The move is not a signal of leaving, but of shifting. The company is pulling its focus and sources back to core business and preparing for launching new products in the country, such as the immuno-oncology drug Opdivo (nivolumab), Hepatitis C Virus drugs in China.


While some Big Pharmas try to diversify themselves, either BMS or AbbVie is a good example of becoming a more focused and innovative pharma. But does this model fit the local market in China?


New Marketing Tools

Currently, roughly 80% of Big Pharma business is generated by branded generics in China. However, in coming years for most MNCs, the share of branded generics business will see a decline and be replaced by increasingly innovative business because of intensive generics competition as well as pricing pressure.


Introducing more and more innovative products in China requires stronger communication/education with physicians. However, in the current environment of doctors shying away from sales reps, how to conduct medical education has become an inevitable question for all of Big Pharma.


More companies are leveraging digital tools to educate doctors. Meanwhile, medical-affairs departments are playing a more important role in communicating with doctors.


“It is a fantastic opportunity for Medical and Companies to take new initiatives to demonstrate the value such as innovative product/TA-based medical programs for physicians, payers and patients in a compliance way,” James Cai, Amgen Inc.’s VP for Global Regulatory and Value, Access & Policy, Japan and Asia, said at the June 19 China Medical Affairs Summit in Shanghai.


However, with a lack of communication skills, in-house medical teams may face challenges as much as opportunities.


“One of them is to engage a third-party/organization with expertise to design and create such a program and execute it effectively and timely when in-house medical is in a premature stage. In addition, companies can work together on a new class of treatment alternatives and patient disease management.... We definitely need to develop the professional capability such as MSL,” Cai added.


“Third-party education excellence also plays a critical role for faster introduction of innovative drugs to China patients as we all understand such education can bring the cutting-edge knowledge of new therapy to China academia,” concurred James Mao, Medical Affairs Director at Baxter China.


“The key question is how. Third-party independent education seems to be the best approach to secure impartial information dissemination. Under the huge unmet medical needs in China, we can perceive that third-party education will play a more and more important role in the near future,” Mao predicted.


Dark Before Dawn

China is encouraging innovation to fuel its growth in the future. The trend of healthcare reform is toward a new system of affordable treatment with greater efficacy. Domestic champions and biotech startups are pursuing innovative medicine and lobbying the government for quicker approval and reimbursement for innovative products.
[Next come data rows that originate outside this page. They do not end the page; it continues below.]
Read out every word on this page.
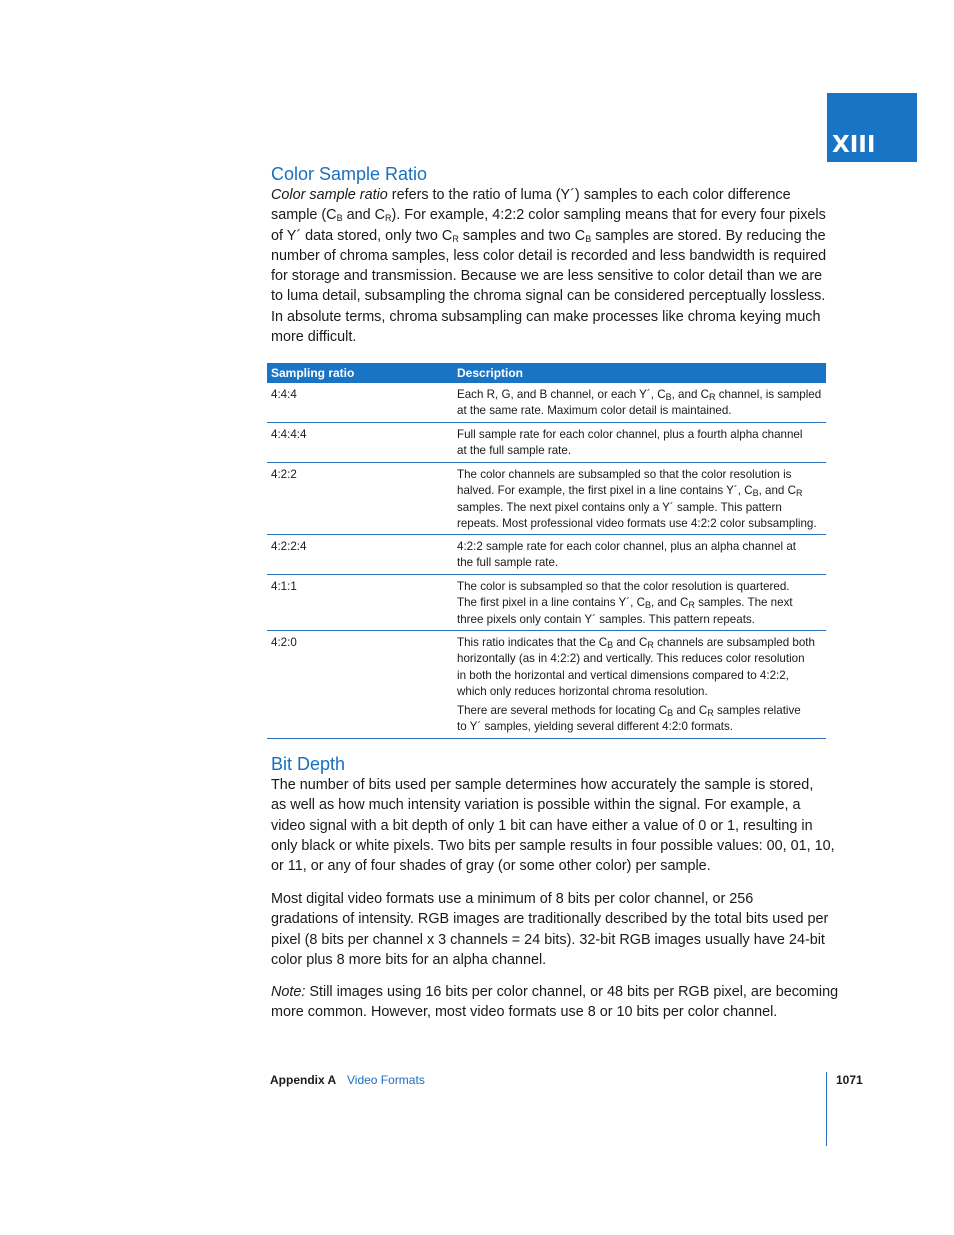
XIII
Color Sample Ratio

Color sample ratio refers to the ratio of luma (Y´) samples to each color difference
sample ($C_B$ and $C_R$). For example, 4:2:2 color sampling means that for every four pixels
of Y´ data stored, only two $C_R$ samples and two $C_B$ samples are stored. By reducing the
number of chroma samples, less color detail is recorded and less bandwidth is required
for storage and transmission. Because we are less sensitive to color detail than we are
to luma detail, subsampling the chroma signal can be considered perceptually lossless.
In absolute terms, chroma subsampling can make processes like chroma keying much
more difficult.

Sampling ratio	Description
4:4:4	Each R, G, and B channel, or each Y´, $C_B$, and $C_R$ channel, is sampled
at the same rate. Maximum color detail is maintained.
4:4:4:4	Full sample rate for each color channel, plus a fourth alpha channel
at the full sample rate.
4:2:2	The color channels are subsampled so that the color resolution is
halved. For example, the first pixel in a line contains Y´, $C_B$, and $C_R$
samples. The next pixel contains only a Y´ sample. This pattern
repeats. Most professional video formats use 4:2:2 color subsampling.
4:2:2:4	4:2:2 sample rate for each color channel, plus an alpha channel at
the full sample rate.
4:1:1	The color is subsampled so that the color resolution is quartered.
The first pixel in a line contains Y´, $C_B$, and $C_R$ samples. The next
three pixels only contain Y´ samples. This pattern repeats.
4:2:0	This ratio indicates that the $C_B$ and $C_R$ channels are subsampled both
horizontally (as in 4:2:2) and vertically. This reduces color resolution
in both the horizontal and vertical dimensions compared to 4:2:2,
which only reduces horizontal chroma resolution.
There are several methods for locating $C_B$ and $C_R$ samples relative
to Y´ samples, yielding several different 4:2:0 formats.
Bit Depth

The number of bits used per sample determines how accurately the sample is stored,
as well as how much intensity variation is possible within the signal. For example, a
video signal with a bit depth of only 1 bit can have either a value of 0 or 1, resulting in
only black or white pixels. Two bits per sample results in four possible values: 00, 01, 10,
or 11, or any of four shades of gray (or some other color) per sample.

Most digital video formats use a minimum of 8 bits per color channel, or 256
gradations of intensity. RGB images are traditionally described by the total bits used per
pixel (8 bits per channel x 3 channels = 24 bits). 32-bit RGB images usually have 24-bit
color plus 8 more bits for an alpha channel.

Note: Still images using 16 bits per color channel, or 48 bits per RGB pixel, are becoming
more common. However, most video formats use 8 or 10 bits per color channel.

Appendix A Video Formats	1071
During the recent 25th session of the U.S.-China Joint Commission on Commerce and Trade [JCCT], China promised to cut red tape for imports of new, innovative pharmaceuticals and medical devices.


China will accelerate its study and push forward its reform of the medical device and pharmaceutical regulatory review and approval system, and will make great efforts to eliminate the drug application backlog within 2 to 3 years. China’s efforts will include adding personnel and funds, streamlining relevant mechanisms and increasing the speed of review, according to the U.S. Department of Commerce.


The country also is revising its Drug Administration Law and Drug Registration Rules and reforming its pricing system.


There is no doubt that the market in China is still on track to become the largest pharmaceutical market in the future. Once the regulatory process becomes more favorable, the Big Pharmas that are shifting to more innovative products could be bigger winners.